Responsabilidade de quem?

No Jardim Cristal, famílias tiveram que deixar terreno e não puderam levar os cachorros, que ficaram na rua. Foto: Lineu Filho.
No Jardim Cristal, famílias tiveram que deixar terreno e não puderam levar os cachorros, que ficaram na rua. Foto: Lineu Filho.

Fabiane Rosa, organizadora do grupo Salva Bicho, lamenta a situação. “Fomos informados, mas não temos muito o que fazer a não ser divulgar o problema, em buscar de novos lares pra estes cães. Nós somos apenas um grupo de amigos que nos unimos pela causa dos animais, mas não temos poder de exigir nada das autoridades, ou de quem quer que seja”, afirma Fabiane, que tem sob sua responsabilidade quase cem cães, todos resgatados de rua, a maioria em abrigos ou lares temporários, que ela tenta sustentar com ajuda de amigos e doações. “E todos os grupos que atuam com proteção animal estão assim, abarrotados”. Pra Fabiane, tanto a prefeitura quanto os antigos donos dos cães têm que ser responsabilizados. “Os tutores destes cães não poderiam tê-los abandonado desta forma. Mas se foi uma exigência da prefeitura que as famílias não levassem os bichos aos novos lares, deveria encontrar uma solução pro problema em conjunto com estas famílias”, analisa.

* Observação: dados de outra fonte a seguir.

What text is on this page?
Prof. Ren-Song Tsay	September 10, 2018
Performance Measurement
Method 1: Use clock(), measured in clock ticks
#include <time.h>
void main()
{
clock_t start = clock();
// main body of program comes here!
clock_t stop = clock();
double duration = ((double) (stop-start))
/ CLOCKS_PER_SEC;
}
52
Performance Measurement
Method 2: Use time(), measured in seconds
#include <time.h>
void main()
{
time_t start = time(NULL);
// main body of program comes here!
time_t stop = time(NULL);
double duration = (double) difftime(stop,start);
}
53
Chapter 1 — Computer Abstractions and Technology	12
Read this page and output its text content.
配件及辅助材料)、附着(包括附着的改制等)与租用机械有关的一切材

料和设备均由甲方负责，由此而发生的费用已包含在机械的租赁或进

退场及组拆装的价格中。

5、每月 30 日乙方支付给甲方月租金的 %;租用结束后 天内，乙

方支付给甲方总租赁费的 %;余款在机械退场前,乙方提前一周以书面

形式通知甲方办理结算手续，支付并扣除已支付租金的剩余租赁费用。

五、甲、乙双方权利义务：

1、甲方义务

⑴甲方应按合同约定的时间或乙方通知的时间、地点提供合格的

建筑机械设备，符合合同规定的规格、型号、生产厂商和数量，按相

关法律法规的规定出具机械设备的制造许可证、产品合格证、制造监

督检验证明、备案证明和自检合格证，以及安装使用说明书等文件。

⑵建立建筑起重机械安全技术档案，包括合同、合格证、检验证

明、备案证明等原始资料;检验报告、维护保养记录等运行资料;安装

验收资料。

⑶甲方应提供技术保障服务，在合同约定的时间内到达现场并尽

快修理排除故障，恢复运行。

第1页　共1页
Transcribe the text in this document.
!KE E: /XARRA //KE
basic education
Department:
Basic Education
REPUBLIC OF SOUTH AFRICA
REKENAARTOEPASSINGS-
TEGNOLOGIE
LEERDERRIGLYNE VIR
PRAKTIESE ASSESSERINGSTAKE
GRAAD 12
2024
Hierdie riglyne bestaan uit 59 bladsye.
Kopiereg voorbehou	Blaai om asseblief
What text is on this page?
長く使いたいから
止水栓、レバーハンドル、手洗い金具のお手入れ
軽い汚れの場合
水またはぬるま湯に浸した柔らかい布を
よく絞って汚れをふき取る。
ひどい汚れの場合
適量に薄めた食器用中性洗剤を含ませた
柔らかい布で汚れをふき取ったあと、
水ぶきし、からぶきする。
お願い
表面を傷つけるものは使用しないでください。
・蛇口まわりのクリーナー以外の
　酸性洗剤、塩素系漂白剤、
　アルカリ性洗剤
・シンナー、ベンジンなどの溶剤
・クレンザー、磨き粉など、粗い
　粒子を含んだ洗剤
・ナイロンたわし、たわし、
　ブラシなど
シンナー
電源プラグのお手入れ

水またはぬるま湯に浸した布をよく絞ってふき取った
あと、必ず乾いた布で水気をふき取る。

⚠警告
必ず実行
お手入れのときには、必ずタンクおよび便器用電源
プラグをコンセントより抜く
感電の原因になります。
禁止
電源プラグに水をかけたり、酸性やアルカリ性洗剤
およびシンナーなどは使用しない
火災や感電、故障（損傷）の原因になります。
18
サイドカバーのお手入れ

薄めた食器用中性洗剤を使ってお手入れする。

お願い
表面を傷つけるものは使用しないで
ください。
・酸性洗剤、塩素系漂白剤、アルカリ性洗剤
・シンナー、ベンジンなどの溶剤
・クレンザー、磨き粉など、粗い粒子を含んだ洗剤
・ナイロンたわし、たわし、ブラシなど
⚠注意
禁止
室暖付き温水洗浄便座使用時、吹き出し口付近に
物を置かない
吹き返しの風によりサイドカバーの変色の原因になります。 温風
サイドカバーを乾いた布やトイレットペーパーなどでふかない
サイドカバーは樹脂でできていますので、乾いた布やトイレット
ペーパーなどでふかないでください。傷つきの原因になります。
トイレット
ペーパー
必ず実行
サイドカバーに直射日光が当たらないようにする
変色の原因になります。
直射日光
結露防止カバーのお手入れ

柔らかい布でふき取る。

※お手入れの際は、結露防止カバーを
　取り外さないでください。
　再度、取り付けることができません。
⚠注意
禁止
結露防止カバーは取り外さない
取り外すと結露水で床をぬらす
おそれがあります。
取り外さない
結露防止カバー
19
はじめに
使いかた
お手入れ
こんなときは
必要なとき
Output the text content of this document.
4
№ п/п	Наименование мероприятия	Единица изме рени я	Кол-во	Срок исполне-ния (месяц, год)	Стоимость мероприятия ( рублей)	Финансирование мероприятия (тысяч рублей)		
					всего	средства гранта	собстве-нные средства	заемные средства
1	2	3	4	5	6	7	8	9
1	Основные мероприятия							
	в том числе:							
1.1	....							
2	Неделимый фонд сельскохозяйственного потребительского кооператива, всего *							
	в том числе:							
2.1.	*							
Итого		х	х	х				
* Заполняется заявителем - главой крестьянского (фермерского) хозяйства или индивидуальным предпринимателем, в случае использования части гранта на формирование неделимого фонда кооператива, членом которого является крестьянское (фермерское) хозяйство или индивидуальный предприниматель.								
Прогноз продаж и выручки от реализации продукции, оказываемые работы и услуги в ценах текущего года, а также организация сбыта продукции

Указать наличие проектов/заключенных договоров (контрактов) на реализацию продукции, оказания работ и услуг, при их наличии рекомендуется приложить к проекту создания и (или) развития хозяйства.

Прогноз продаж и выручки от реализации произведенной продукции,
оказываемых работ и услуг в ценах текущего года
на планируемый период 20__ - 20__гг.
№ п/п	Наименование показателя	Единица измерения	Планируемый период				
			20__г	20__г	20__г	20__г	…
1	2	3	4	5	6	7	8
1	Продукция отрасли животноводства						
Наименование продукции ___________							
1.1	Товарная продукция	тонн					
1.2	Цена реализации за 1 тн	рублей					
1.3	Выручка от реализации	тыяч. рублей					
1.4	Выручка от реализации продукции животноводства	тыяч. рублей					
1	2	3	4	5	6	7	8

Prefeitura: não há proibição

A Secretaria de Habitação informou que as desapropriações no Jardim Cristal fazem parte do Projeto do Parque Linear do Rio Itaqui, que tem entre seus objetivos a drenagem do rio e a conservação de áreas de preservação ambiental. O projeto prevê a realocação de 825 famílias, das quais 631 já foram remanejadas pros residenciais Nápoles, Vila Verde e Amazonas, no Guatupê.

A secretaria ressalta que durante todo o processo de realocação das famílias é feito um trabalho de acompanhamento técnico-social, por meio de empresa especializada e licitada, a fim de orientar e assistir as famílias na transição pras novas moradias. A orientação dada é que os animais domésticos não fossem abandonados no antigo local. De acordo com a pasta, aumentou o número da guarda responsável entre os realocados, já que muitos muraram suas novas casas e dedicaram atenção aos animais que haviam abandonado. A prefeitura nega qualquer proibição quanto a possuir animais nas novas moradias.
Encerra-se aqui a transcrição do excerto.